I have Cubase 8.5.30 on Windows 10 and It’s been working perfectly for years. In the last 6-8 months or so I started to get some weird real-time peaks and cracks while playing audio or recording. At first I thought it was just temporary or had something to do with my old HD-drive where some of the sessions were. I moved all the sessions to SSD, but it didn’t help.

Now I’ve been trying to get to the bottom of this with no luck:

  • I checked and update my motherboard drivers
  • Checked and updated my sound card drivers
  • Tried different usb ports for my sound card
  • Bought a new sound card (!)
  • Tried repairing the installation of Cubase
  • Tried booting in safemode to see if there’s a background app disturbing Cubase

Nothing of the above helps.

I realized it was not about sound card and tested 3 other DAWS. None of them have the issue. The problem only appears when using Cubase.

The problem seems to be present all the time regardless of the size of the project or plugins used etc. If I start a new Cubase project with only a master track, no plugins, no audio tracks - nohting, the real-time peaks are overloading all the time. The only thing that helps a little is setting up the buffer size, but it’s till acting weird and making recording impossible. And before the problem appeared I could easily use quite low buffersize with no problems what so ever.

Things that might affect this is that I bought a new CPU (Ryzen 7 3700x) and GPU (Nvidia GeForce GTX 1070 Ti). How ever I haven’t found any clues that they would be causing the problem.

I’m clueless. I’ve been using Cubase since 2003 and never seen anything like this.

Any idea what this could be and what should / could I do?

Have you tried running latency mon to see if this shows anything? What about running windows ultimate power scheme?

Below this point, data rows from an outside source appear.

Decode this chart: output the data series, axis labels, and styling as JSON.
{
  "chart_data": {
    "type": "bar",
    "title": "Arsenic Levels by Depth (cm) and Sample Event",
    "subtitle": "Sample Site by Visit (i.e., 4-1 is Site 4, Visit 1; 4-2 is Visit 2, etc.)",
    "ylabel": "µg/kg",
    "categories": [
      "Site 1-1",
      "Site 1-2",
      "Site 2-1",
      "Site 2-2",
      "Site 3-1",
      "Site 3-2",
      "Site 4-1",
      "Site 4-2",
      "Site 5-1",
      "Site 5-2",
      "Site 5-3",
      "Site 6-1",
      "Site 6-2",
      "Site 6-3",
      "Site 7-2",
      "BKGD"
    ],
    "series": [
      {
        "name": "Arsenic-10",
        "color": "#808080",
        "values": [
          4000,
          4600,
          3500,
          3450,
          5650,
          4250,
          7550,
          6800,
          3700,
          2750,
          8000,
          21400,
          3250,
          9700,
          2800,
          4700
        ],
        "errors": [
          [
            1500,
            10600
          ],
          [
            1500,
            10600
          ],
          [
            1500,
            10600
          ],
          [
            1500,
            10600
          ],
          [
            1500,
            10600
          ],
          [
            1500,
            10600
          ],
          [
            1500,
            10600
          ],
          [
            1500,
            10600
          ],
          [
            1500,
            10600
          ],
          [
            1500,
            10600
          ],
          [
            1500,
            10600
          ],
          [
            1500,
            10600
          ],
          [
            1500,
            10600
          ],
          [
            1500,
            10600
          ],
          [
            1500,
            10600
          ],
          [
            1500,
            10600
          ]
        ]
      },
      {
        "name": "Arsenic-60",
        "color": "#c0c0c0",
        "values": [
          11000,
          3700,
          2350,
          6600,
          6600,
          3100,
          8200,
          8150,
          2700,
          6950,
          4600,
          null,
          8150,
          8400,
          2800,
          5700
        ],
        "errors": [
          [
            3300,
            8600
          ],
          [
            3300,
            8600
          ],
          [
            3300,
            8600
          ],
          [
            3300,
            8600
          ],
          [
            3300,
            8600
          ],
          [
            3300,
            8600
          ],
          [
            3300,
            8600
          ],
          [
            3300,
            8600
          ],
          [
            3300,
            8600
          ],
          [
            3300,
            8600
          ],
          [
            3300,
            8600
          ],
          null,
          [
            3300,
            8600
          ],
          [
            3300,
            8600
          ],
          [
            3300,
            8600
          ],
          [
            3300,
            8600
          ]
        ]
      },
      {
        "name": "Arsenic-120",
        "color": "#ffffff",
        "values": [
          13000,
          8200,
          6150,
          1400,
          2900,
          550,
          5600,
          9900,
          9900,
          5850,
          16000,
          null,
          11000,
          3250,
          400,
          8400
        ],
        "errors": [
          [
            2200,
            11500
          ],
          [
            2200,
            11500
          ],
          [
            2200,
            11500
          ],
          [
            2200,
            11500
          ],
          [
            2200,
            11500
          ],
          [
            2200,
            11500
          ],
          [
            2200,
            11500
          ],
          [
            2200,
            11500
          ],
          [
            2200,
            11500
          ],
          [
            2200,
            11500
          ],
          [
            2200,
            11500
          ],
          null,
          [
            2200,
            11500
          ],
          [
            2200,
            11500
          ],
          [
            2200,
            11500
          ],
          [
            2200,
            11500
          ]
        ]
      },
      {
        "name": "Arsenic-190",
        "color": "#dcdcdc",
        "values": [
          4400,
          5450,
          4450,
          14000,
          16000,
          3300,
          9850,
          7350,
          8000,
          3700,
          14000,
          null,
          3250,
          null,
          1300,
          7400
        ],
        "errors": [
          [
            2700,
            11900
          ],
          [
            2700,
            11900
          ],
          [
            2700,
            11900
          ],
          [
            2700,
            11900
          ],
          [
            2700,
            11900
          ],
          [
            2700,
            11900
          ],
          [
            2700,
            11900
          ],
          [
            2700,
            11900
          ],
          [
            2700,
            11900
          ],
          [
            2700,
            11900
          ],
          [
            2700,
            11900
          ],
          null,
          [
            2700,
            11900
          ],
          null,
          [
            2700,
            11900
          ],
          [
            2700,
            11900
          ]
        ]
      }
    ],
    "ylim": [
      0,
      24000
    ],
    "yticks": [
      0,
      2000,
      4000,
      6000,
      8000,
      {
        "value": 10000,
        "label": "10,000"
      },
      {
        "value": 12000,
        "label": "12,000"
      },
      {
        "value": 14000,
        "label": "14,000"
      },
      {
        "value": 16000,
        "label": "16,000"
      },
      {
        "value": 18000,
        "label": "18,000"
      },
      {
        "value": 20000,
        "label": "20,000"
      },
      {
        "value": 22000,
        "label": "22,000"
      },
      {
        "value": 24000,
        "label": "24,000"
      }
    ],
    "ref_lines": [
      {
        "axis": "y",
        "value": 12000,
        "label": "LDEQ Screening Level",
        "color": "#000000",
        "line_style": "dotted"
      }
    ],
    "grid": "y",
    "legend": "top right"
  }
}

Over the last 30 or 40! years, 99% of my Cubase hardware issues have been due to the system hogging the PCI bus with video oriented calls.
NVidia, Ryzen,and even Microsoft only seem to address VIDEO speed,
so as a result even the “performance” modes just give more bus time to the video card. ( PCI Latency )
In the old days, the first suggestion was to disable video hardware acceleration. These days, options like that are inaccessible to the user,
so we just have to Google each other’s posts until someone stumbles upon a solution.
I suggest using the PCI Latency Monitor, and disable the items that are taking up too much bus time.(If you can!)
Possibilities are: video card settings, wifi/ethernet card, or even Ryzen CPU utilities, although that can quickly get into the deep weeds.
Check out the PCI Latency Monitor, and good luck from there!